Hair loss and migraines
There are lessons to be learned in everything that we do and in everything that we experience. Sometimes the lessons are learned by us, and sometimes they are taught by us and learned by those around us. Sometimes it's both.
This post is personal and given as a response to those who have written me online and off about my hair loss. (LINK)
All my life, my hair has been my "thing". When a hand full of l-o-n-g blonde tresses came out one day after beginning a new migraine preventive, my heart sank to the floor. Unfortunately, it didn't stop there.
Soon my daughter was wordlessly reaching around to position my hair to cover bald patches that were beginning to show up almost daily. My husband quit complaining about pulling hair out of the drain, because it went from a monthly ritual to a daily one, and he knew that it hurt.
When I began the medicine that had earlier been removed from the list of potentials, I did it knowing that there was a good chance I would have some hair loss. I had suffered some loss because of metabolic issues, so I thought I was ready. Knowing however, and experiencing are two entirely different creatures.
I imagined myself at its worst, asking my good friend (a hairdresser) to, with great ceremony and much fun, shave my head bare, then covering up with colorful bandanas and hats that didn't try to hide what was happening to me, but instead revel in the excuse for being playful and fun in the face of something that was trying to control my life. I'd buy bright colored wigs and wear them in public and smile at those who stared. My master plan would give me the control, not my migraine attacks.
The best laid plans are often laid waste in the presence of reality.
As a child my hair was cut short. Very short. It was shorter than nearly every boy I knew in a time when girls wore their hair long and straight, and boys just plain long. I dreamed of having long hair.
I was mercilessly teased because of my hair. I went thru a period of about 2 years where calling it a bad hair "stage" would have been the understatement of the century. Family called me "the wicked witch of the west". New teachers at school thought I was a boy and called me Allen. An elderly neighbor and wonderful friend down the road called me "the little blonde boy" because he couldn't remember that he used to call me Allen. He died with fond memories of "the little blonde boy" and never knew I was an Ellen.
I learned the importance of being who you are vs. the person people think you are, and I learned and lived humility.
Those of us who grew up "not beautiful" never quite get over being unacceptable. We live through it.
When finally allowed to grow my hair long I did it in abundance. Because of health issues, it was thin, but what was once straight as a stick became naturally curly and with careful arranging, appeared even to be thick.
My hair changed the ugly duckling into the swan. People every day told me how beautiful it was and asked if they could touch it. (no kidding) My hair became the thing by which all people identified me. If they didn't know me, I was "the girl with the hair" and everyone knew who they were talking about. If I wanted to go incognito, combing it straight and putting it into a pony tail would fool even my closest friends for at least minutes at a time. I modeled hair and even did a TV commercial for a hair studio. Inside I knew I was still the same little girl who people sneered at.
Time warp to the present and that hand full of hair I stood holding. I shouldn't have been shocked, but I was.
I thought I was ready.
I wasn't.
I gave myself the time I needed to grieve over my loss, but I couldn't.

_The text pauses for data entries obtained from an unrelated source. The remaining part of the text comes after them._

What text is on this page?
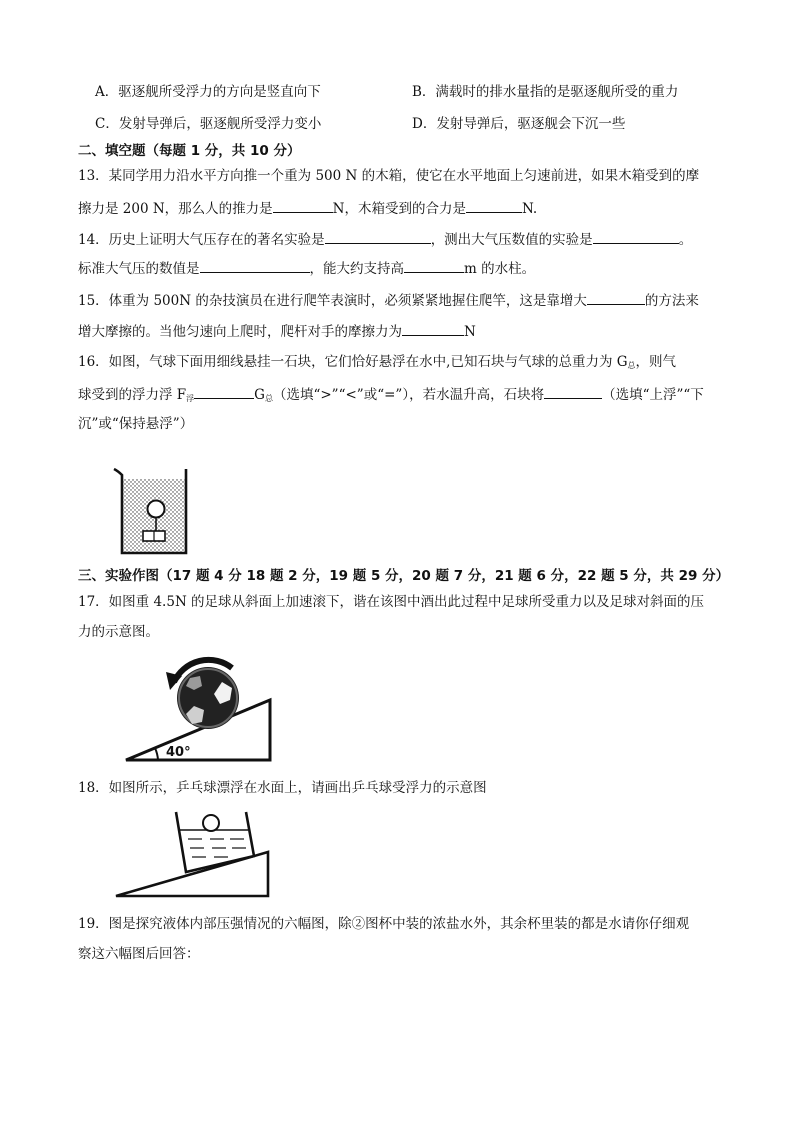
A．驱逐舰所受浮力的方向是竖直向下	B．满载时的排水量指的是驱逐舰所受的重力
C．发射导弹后，驱逐舰所受浮力变小	D．发射导弹后，驱逐舰会下沉一些
二、填空题（每题 1 分，共 10 分）
13．某同学用力沿水平方向推一个重为 500 N 的木箱，使它在水平地面上匀速前进，如果木箱受到的摩
擦力是 200 N，那么人的推力是	N，木箱受到的合力是	N.
14．历史上证明大气压存在的著名实验是	，测出大气压数值的实验是	。
标准大气压的数值是	，能大约支持高	m 的水柱。
15．体重为 500N 的杂技演员在进行爬竿表演时，必须紧紧地握住爬竿，这是靠增大	的方法来
增大摩擦的。当他匀速向上爬时，爬杆对手的摩擦力为	N
16．如图，气球下面用细线悬挂一石块，它们恰好悬浮在水中,已知石块与气球的总重力为 $G_总$，则气
球受到的浮力浮 $F_浮$	$G_总$（选填“>”“<”或“=”），若水温升高，石块将	（选填“上浮”“下
沉”或“保持悬浮”）
三、实验作图（17 题 4 分 18 题 2 分，19 题 5 分，20 题 7 分，21 题 6 分，22 题 5 分，共 29 分）
17．如图重 4.5N 的足球从斜面上加速滚下，谐在该图中酒出此过程中足球所受重力以及足球对斜面的压
力的示意图。
40°
18．如图所示，乒乓球漂浮在水面上，请画出乒乓球受浮力的示意图
19．图是探究液体内部压强情况的六幅图，除②图杯中装的浓盐水外，其余杯里装的都是水请你仔细观
察这六幅图后回答：
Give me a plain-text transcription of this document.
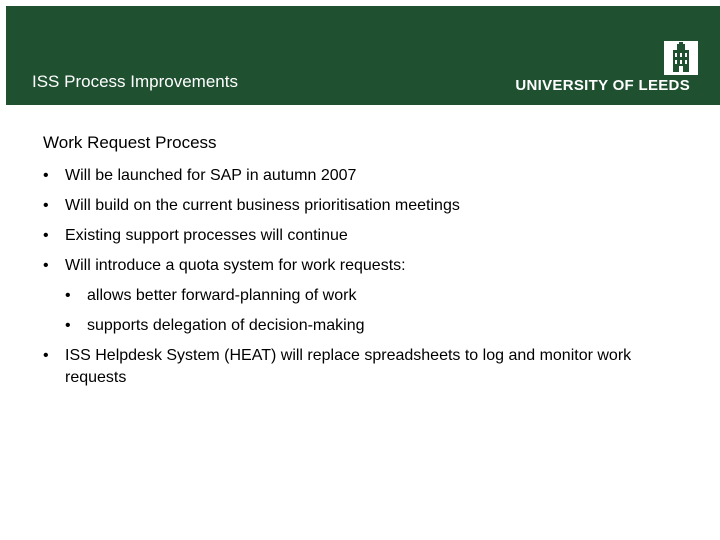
ISS Process Improvements	UNIVERSITY OF LEEDS
Work Request Process
•	Will be launched for SAP in autumn 2007
•	Will build on the current business prioritisation meetings
•	Existing support processes will continue
•	Will introduce a quota system for work requests:
•	allows better forward-planning of work
•	supports delegation of decision-making
•	ISS Helpdesk System (HEAT) will replace spreadsheets to log and monitor work requests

I think it was shock over the fact that I felt hurt..
Migraine is an invisible illness, but no longer. It had taken from me many of the most important parts of who I was, but at least I always appeared on the outside to be the same.. the glittery paper was still intact.
No longer.
My first trip to my friend's salon for my first haircut was traumatic. I thought I was over it. I thought it would be fun.
I didn't cry outright, but I did shed a couple of tears which for me was monumental. She spoke of others she had helped after hours, and offered to do me after hours as well. I declined. She did a great job of covering up my "issues".
I got thru that day and those to follow. I did finally get to the point where I was ready for those bandanas and hats and fun colored wigs, but the medicine didn't help me and it was stopped.
My new plan is to get my photo taken with my horses as I have always dreamed. Long flowing manes and long flowing tresses together, me and the other loves of my life. Then I'll have it cut so the shorter hair filling in the bald patches will fit in. My husband has asked that I leave it long. We'll see.
My lessons were many. Well, it was more than that.
I learned humility again. Not the "okay I know I'm not God's greatest gift to the world" kind of humility, but the kind that creates random acts of kindness and the true desire to be unnoticed, and remembered that it is what you know about yourself that matters, not what others think they know about you. I am stronger than I thought I was, and had the chance to teach my family that we should never underestimate ourselves-- we are much more powerful than we think we are. I am almost as strong as my children think I am.
I learned that hair is just hair. Being bald is not the same as being naked, tho it feels much the same.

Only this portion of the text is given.